In typical VNRN, Sam checks in to his own hospital, partially blinded by melanoma made worse by a heart condition, and he will be dead in a matter of months. Melanie is sent to take care of him, of course, being the best student nurse in the hospital, and “she’s even good to look at,” as Steve points out to the old man. Before long, Sam has developed a great fondness for her, and she for him, seeing him for the lonely pitiful old man he is. He convinces her to allow him an occasional glass of whisky, though this is expressly forbidden by the doctors, because it’s the only thing that eases his pain.
This is eventually discovered by the head nurse, whom Melanie has worshipped all her life, who dismisses Melanie from nursing school, a month short of graduation and a week from Christmas. The showdown is a little heartbreaking, the stern disciplinarian who turned down the love of her life for her career scolding Melanie for caring too much. “If, in order to be a nurse, I have to become someone—inhuman, then I have no wish to be a nurse,” Melanie responds, and throws her cap on her mentor’s desk. She runs out the door and straight into Steve’s arms, and he takes her out for coffee and, just to put the final nail in her heart, tells her that though he loves her, he cannot marry her because he doesn’t want to spend his life in that small town. But then the final crisis, foretold by the cover, erupts, and Melanie redeems herself and gets herself reinstalled in school just in time to collect a diploma. Then there’s just Steve’s fiancée to dispose of, on Christmas Eve, when she pitches a fit in the ED and throws her engagement ring at him, and, as Steve says, “That’s that.”

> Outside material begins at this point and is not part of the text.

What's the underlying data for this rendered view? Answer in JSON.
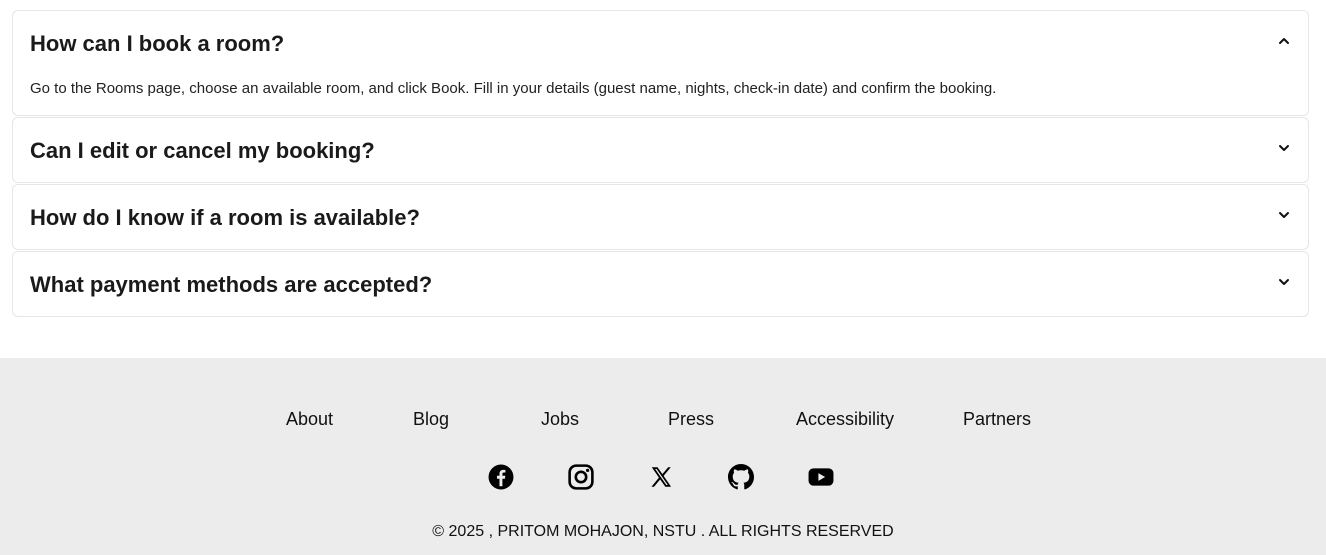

This is a really good book. Nursing is not tidy or sanitized, and people have messy human lives. One young woman commits suicide by carbon monoxide because her married boyfriend won’t leave his wife. Children are born with heart defects. There are several alcoholics, including the man Melanie saved in the bar, who had passed out and choked on his own vomit. Women get breast cancer and die, even after radical mastectomies. The characters are believable and endearing, but things don’t work out for everyone, and leading characters don’t survive the fire. The book is well-written and absorbing, and I read it in one sitting (which I would have done even if I weren’t on a long plane ride). And this is the only VNRN of the 102 I’ve read that made me tear up, just a little, at the end. I’m a little grieved that this seems to be the only VNRN that Isabel Moore ever wrote, but this book is an absolute keeper.